Ободренный блистательным успехом, Соллогуб с жаром принялся писать новую повесть и стал изредка появляться между литераторами, но он чувствовал себя не совсем ловко в этом новом для него обществе. Он разыгрывал между ними великосветского человека и как бы несколько женировался званием литератора.
Я замечаю это не в упрек графу Соллогубу. Это был недостаток общий всем тогдашним литераторам-аристократам, за исключением, как я уже говорил, Одоевского. Граф Соллогуб имел сначала непреодолимую наклонность к литературе, но серьезному развитию этой наклонности мешали его великосветские взгляды и привычки, и он потом уже занимался ею слегка, как дилетант…
Появление всякого нового замечательного таланта в русской литературе было праздником для Соллогуба. В Соллогубе не было ни малейшей тени той литературной зависти или того неприятного ощущения при чужом успехе, которые, к сожалению, нередко встречаются в очень талантливых артистах и литераторах… Он был увлечен "Бедными людьми" Достоевского и приставал ко всем нам: — "Да кто такой этот Достоевский?

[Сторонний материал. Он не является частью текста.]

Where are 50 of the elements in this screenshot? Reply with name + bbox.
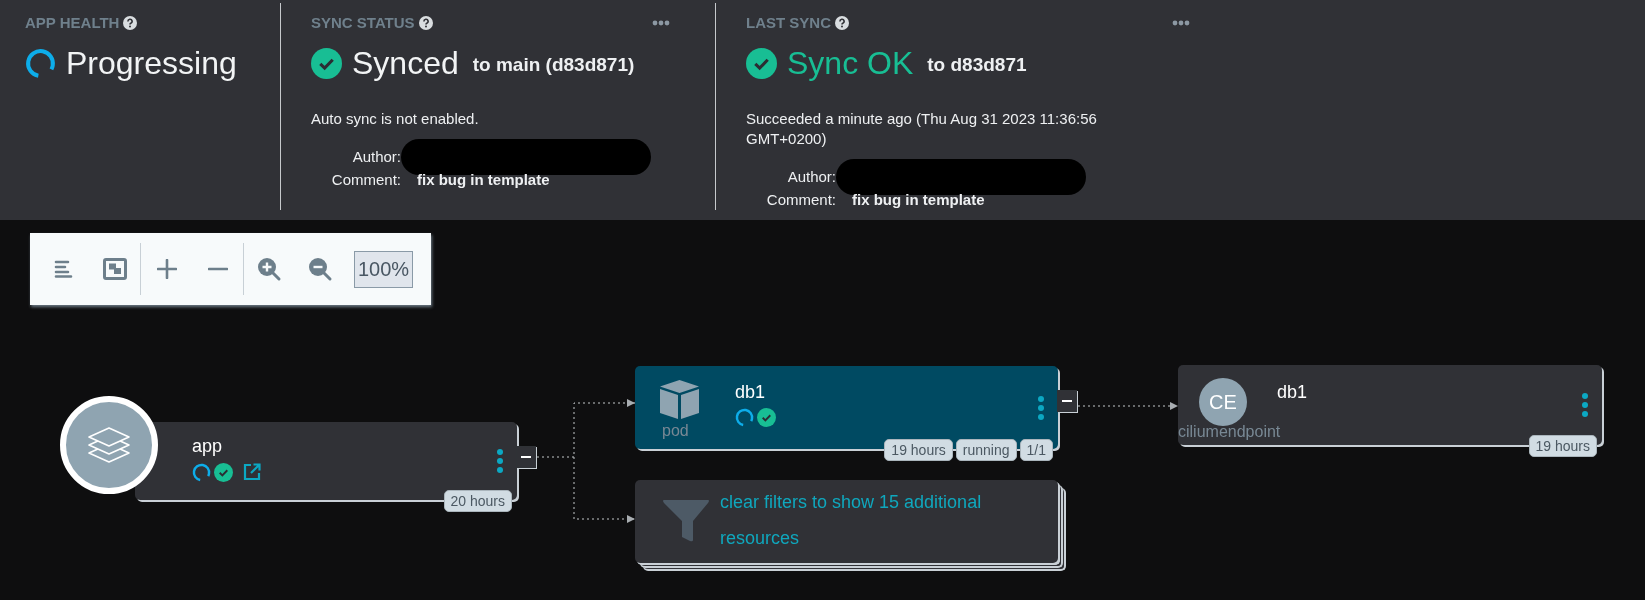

Бога ради покажите его, познакомьте меня с ним!" Он ходил, как помешанный, на другой день после прочтения комедии Островского "Свои люди — сочтемся", прокричал об этой комедии во всех салонах и устроил у себя вечер для чтения ее; но об этом вечере и вообще о литературных вечерах Соллогуба я буду говорить подробно во 2-й части моих "Воспоминаний".
Наклонность к так называемой великосветскости, которой были подвержены некоторые литературные деятели 20-х, 30-х и 40-х годов, действовала на них и на их произведения весьма неблаготворно. Этой наклонности были подвержены даже такие могучие таланты, как Пушкин и Лермонтов.
Лермонтов хотел слыть во что бы то ни стало и прежде всего за светского человека и оскорблялся точно так же, как Пушкин, если кто-нибудь рассматривал его как литератора.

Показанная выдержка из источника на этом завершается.